Terminadas as épocas, os clubes ocupavam o 16.º lugar dos respetivos campeonatos. Estava garantida a permanência e a responsabilidade era, em grande parte, portuguesa. Vítor Pereira e Luís Castro pegaram nos clubes a meio da época e, com retas finais de temporada de elevado nível, conseguiram dar a volta aos problemas e alcançar os objetivos.
O primeiro chegou aos tricky trees em fevereiro para ser o quarto treinador da equipa na época, depois de Nuno Espírito Santo, Ange Postecoglou e Sean Dyche. O início não foi fácil, com duas derrotas, frente a Liverpool (0-1) e Brighton (2-1). Depois veio o empate a dois golos e a equipa só perdeu... mais uma vez.
Foram quatro vitórias, cinco empates e apenas uma derrota, frente ao Manchester United (2-3), com um registo goleador inultrapassável: nos 12 jogos com Vítor Pereira ao comando, a equipa marcou 23 golos, algo que só o Manchester City fez nesse período. O Forest terminou a época com cinco pontos de vantagem para o primeiro despromovido, o West Ham.
O caso de Luís Castro foi ainda mais... milagroso. Chegou com o Levante no penúltimo lugar, a cinco pontos da salvação. Começou com uma vitória por 3-0 sobre o Sevilha, antes de ganhar apenas um jogo em sete, num período que incluiu quatro derrotas consecutivas. No final da jornada 25, a permanência já estava a sete pontos. Mas depois desse período, a equipa de Valência só perdeu mais três vezes nos 13 jogos que disputou.

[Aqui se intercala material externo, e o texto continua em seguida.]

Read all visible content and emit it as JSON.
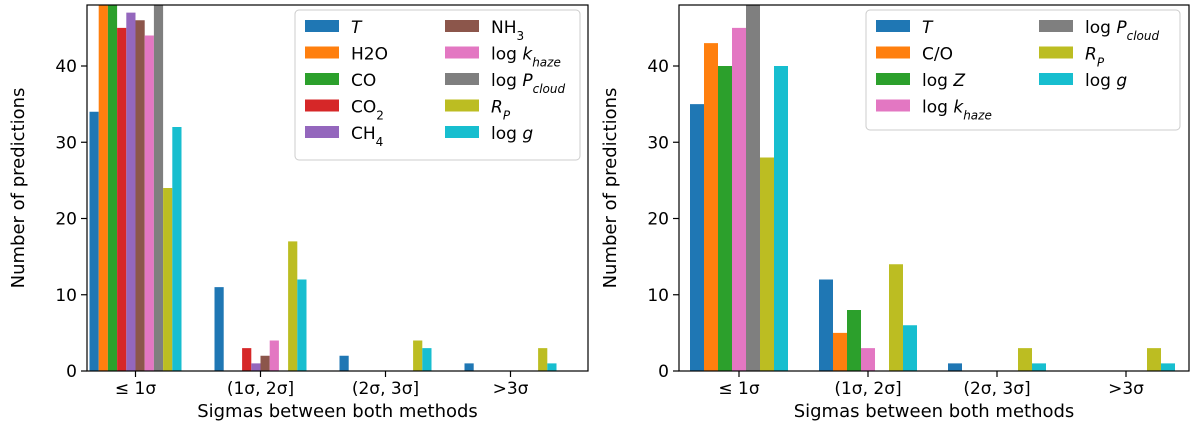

A LaLiga terminou com apenas cinco pontos a separarem o 19.º, o Girona, do 10.º, a Real Sociedad. Todos os pontos contavam rumo à manutenção e o Levante conseguiu ganhá-los a vários dos oponentes diretos. Derrotou o Alavés e o Sevilha, que só se 'safaram' na penúltima jornada, ganhou ao já despromovido Oviedo, derrotou o Osasuna e empatou com o Elche, dois clubes que só na última jornada garantiram a permanência. Empatou com o Girona, que desceu de divisão, e, na penúltima jornada, não vergou: a receção ao Maiorca era decisiva e terminou com vitória por 2-0. No final, ambas as equipas terminaram com 42 pontos, mas foram os maiorquinos a serem despromovidos. Se não tivesse vencido esse jogo, o Levante teria descido.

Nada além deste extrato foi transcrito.